J. T. Hensing discovered phosphorus in the brain in 1719, and opened the way to a later slew of phosphorus-based medical compounds claiming to be good for the brain. Of course, in the grand tradition of Victorian cure-all pharmaceuticals, they were also claimed to be good for a big long list of other ailments too. One of these was Freeman’s Syrup of Phosphorus as seen below in an advert from 1884. It’s from Hieroglyphic magazine – although it’s not really a magazine, it’s a promotional material for a company called Goodall’s, who sold this syrup, along with a lot of foodstuffs,like custard and baking ingredients. And it’s where I got my Victorian plum pudding recipe, here –

Hieroglyphic, 1884

Hieroglyphic, 1884

A “syrup of phosphorus”, which could have been this one, was described in the British Pharmacopea in 1885 as being a compound of phosphoric acid, sodium phosphate and iron sulphate. Some phosphorus-based medicine caused more damage than good – I’m not sure if this was one of them. In any case, I’m pretty sure it wasn’t the miracle worker it claims, which even by Victorian standards, strikes me as almost sarcastically outrageous. A brain and nerve tonic; supplier of new and fresh blood; curer of depression, indigestion, constipation and the previously considered incurable diseases of consumption and wasting disease; useful for those involved in brain-work; even fine for delicate women and babies; and, most incredibly, will add twenty years to your life – “None now need despair of life.”

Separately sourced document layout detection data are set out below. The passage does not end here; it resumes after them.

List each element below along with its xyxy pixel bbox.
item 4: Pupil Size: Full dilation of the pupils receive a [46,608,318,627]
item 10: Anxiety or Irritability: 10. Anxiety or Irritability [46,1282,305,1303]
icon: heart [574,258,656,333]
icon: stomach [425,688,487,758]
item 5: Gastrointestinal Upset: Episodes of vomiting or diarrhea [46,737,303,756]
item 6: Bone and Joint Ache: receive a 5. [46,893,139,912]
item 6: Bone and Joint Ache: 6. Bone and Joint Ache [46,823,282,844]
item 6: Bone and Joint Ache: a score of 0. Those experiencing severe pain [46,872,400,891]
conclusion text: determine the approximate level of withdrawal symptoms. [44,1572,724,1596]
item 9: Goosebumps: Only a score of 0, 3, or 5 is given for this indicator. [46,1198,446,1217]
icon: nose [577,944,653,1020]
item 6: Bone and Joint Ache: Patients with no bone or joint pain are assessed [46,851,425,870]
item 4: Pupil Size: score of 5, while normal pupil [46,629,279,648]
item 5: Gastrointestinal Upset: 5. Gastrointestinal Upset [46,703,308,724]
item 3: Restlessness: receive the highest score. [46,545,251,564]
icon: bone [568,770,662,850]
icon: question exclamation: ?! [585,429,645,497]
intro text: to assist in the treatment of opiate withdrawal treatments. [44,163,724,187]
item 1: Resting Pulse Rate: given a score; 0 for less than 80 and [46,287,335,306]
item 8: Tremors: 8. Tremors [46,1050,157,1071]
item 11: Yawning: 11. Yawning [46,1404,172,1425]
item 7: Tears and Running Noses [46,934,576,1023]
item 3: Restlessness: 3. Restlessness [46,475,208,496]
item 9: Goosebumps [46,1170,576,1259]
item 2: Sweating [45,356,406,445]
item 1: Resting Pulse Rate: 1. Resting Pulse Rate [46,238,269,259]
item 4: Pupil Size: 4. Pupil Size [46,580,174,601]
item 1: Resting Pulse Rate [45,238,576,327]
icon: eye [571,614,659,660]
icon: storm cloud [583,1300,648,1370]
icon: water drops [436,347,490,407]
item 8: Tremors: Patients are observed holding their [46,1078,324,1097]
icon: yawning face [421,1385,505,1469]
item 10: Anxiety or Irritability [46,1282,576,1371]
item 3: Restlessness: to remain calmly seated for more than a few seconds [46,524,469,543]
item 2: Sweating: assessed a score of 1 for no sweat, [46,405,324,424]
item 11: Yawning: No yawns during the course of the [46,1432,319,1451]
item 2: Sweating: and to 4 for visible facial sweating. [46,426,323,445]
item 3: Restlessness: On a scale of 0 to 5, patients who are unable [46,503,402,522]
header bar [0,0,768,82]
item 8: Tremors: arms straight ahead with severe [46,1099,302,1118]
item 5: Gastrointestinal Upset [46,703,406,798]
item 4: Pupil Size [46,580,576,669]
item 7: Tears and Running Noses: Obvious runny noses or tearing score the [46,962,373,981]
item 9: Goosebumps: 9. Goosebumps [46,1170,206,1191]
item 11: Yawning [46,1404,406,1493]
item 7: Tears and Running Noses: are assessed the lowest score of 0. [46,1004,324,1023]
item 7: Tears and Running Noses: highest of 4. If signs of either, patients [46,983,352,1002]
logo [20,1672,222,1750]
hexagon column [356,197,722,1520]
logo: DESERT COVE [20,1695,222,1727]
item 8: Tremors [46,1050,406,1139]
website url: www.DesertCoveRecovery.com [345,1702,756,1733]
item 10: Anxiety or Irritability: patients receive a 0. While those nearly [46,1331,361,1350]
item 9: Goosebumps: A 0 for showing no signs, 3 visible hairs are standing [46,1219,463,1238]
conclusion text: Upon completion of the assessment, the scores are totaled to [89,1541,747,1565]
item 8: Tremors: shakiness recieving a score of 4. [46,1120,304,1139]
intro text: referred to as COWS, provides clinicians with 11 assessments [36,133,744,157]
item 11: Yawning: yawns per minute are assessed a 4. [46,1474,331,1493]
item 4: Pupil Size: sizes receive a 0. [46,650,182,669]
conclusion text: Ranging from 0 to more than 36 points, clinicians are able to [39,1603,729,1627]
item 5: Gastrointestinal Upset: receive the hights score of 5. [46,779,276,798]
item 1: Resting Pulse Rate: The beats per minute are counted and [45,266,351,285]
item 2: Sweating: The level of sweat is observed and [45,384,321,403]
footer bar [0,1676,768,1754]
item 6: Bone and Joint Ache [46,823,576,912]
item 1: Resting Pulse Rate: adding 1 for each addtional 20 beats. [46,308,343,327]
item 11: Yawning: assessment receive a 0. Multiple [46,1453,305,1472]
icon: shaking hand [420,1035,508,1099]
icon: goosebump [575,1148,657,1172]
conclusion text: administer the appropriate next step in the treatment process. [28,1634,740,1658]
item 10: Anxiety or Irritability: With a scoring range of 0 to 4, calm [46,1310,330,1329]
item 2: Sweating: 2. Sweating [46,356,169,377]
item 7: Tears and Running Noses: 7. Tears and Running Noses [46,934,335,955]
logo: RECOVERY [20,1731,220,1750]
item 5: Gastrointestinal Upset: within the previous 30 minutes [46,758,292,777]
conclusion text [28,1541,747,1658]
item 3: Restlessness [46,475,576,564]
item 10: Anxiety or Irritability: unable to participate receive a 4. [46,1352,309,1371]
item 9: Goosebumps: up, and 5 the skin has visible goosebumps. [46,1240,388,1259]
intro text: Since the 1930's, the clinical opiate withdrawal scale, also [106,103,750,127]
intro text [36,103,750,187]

Looking for a bit more information about this brought me to the always brilliant Old Bailey archives, whose Victorian transcripts often read like crime novels in themselves. Here, a case was brought against Sarah Ann Louis and Walter Stafford for “…feloniously having in their possession 41 threepenny stamps which had been mutilated.” It seems these two were responsible for distributing Freeman’s Syrup, as well as the more popular Jenner’s Syrup of Phosphorus too – maybe they were the same thing. What I love is the discussion around naming medications after fictional doctors – “…it is not unusual for a patent medicine to have a doctor’s name to it, like Dr Townsend’s Sarsparilla, Dr Buchan’s pills, and Dr Coffin’s.” Ah, Dr Coffin’s medicine, the obvious choice for a fictional, yet reassuring, name.